Portion sizes need to be specific. If someone told you the proper portion for an apple is the size of a ball, you wouldn’t know whether they meant a golf ball, baseball, basketball, or a giant beach ball. And, the difference is obviously significant.
With diabetes, knowing the correct portion sizes of carbohydrate containing foods is essential — a baseball-sized apple would be the proper size for one carb choice (15 grams of carbohydrate), but only 1 tablespoon of maple syrup would give you the same amount of carbohydrate. In general, both portions have the same effect on blood glucose.
It’s not necessary to learn every portion size of every food. The best strategy is to learn the correct portion size of the foods you most commonly eat, and refer to a carb counting book or an exchange list for foods you haven’t memorized.
Be aware that you probably have a natural resistance to thinking too much about food — it just seems that eating shouldn’t require any thinking. Unfortunately, you need to get beyond that barrier if you intend to take control of your health — thinking about food is required. And not just for carbohydrates.

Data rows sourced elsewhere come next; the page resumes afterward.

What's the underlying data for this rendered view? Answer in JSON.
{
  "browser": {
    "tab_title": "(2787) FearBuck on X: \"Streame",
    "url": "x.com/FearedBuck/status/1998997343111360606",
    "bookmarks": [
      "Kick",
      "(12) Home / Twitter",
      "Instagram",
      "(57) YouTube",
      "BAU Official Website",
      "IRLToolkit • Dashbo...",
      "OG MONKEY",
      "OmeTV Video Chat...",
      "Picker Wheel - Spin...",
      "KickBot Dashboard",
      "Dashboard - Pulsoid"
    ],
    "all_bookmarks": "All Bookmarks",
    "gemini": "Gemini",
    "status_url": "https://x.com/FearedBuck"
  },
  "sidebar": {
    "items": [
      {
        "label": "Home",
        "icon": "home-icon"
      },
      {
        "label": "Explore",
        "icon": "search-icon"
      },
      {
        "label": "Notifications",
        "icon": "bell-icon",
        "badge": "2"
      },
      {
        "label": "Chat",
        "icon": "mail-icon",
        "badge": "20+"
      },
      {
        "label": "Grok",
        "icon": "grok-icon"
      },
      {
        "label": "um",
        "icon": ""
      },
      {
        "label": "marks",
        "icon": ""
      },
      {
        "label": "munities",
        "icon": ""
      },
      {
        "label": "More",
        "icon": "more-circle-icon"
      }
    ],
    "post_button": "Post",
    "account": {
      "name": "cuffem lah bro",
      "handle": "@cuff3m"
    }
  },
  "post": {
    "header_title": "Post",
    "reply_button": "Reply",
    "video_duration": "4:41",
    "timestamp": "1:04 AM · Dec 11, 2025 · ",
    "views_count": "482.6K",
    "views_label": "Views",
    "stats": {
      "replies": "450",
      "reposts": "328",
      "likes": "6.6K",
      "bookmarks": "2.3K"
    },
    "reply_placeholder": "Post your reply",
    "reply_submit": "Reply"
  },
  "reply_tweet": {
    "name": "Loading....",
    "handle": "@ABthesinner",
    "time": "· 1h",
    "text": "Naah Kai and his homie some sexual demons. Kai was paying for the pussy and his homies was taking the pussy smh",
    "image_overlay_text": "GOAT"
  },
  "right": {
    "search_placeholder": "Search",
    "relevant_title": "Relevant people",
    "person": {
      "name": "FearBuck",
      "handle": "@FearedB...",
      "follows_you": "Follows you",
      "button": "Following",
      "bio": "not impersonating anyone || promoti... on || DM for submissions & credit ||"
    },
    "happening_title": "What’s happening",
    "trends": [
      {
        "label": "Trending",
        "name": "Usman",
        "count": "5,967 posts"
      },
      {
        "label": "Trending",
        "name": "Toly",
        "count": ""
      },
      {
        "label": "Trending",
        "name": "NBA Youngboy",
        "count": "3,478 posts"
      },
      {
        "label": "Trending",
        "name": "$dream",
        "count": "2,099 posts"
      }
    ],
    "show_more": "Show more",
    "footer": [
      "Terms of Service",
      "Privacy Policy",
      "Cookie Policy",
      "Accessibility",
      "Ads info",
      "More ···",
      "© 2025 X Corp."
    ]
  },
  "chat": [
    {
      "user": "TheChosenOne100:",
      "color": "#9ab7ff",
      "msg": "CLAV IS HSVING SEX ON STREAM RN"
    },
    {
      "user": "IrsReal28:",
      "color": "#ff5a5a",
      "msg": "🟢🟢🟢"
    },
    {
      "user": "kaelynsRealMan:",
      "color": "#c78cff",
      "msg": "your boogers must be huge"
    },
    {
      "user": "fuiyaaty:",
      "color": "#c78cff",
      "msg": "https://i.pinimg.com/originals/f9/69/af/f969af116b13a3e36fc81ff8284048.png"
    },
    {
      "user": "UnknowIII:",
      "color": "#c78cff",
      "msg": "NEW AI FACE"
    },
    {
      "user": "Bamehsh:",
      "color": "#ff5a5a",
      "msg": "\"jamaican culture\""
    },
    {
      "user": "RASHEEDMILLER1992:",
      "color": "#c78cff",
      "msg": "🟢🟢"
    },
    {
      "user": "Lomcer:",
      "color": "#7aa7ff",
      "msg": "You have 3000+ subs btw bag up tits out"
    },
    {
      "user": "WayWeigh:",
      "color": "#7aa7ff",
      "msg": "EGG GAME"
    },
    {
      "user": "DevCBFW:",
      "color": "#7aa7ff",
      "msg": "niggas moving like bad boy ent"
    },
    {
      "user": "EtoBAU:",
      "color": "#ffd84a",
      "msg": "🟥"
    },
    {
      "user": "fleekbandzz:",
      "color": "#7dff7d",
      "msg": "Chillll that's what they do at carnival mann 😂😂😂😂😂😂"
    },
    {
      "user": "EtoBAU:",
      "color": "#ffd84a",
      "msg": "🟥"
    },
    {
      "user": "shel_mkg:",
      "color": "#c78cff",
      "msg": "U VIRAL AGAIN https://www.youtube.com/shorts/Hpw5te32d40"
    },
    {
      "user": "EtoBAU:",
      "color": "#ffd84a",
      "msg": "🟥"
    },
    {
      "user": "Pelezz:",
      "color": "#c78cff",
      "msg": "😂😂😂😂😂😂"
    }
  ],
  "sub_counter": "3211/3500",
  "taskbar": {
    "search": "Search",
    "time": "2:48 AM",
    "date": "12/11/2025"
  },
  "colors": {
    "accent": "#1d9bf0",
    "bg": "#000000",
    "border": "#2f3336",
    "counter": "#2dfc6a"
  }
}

Even though carbohydrates have the most direct impact on blood glucose, dietary fat contributes to excess body weight by piling on calories, and saturated fats contribute to unhealthy cholesterol and triglyceride levels. Your personalized meal plan, however, accounts for all of these issues, and minimizes the amount of thinking and calculating you have to do.
Blood glucose control is very important and must be a clear focus of your meal plan. But, for most people with diabetes the greatest threat to well-being is heart disease. Because diabetes increases your risk, it’s as important to concentrate on an eating plan that’s heart healthy, too.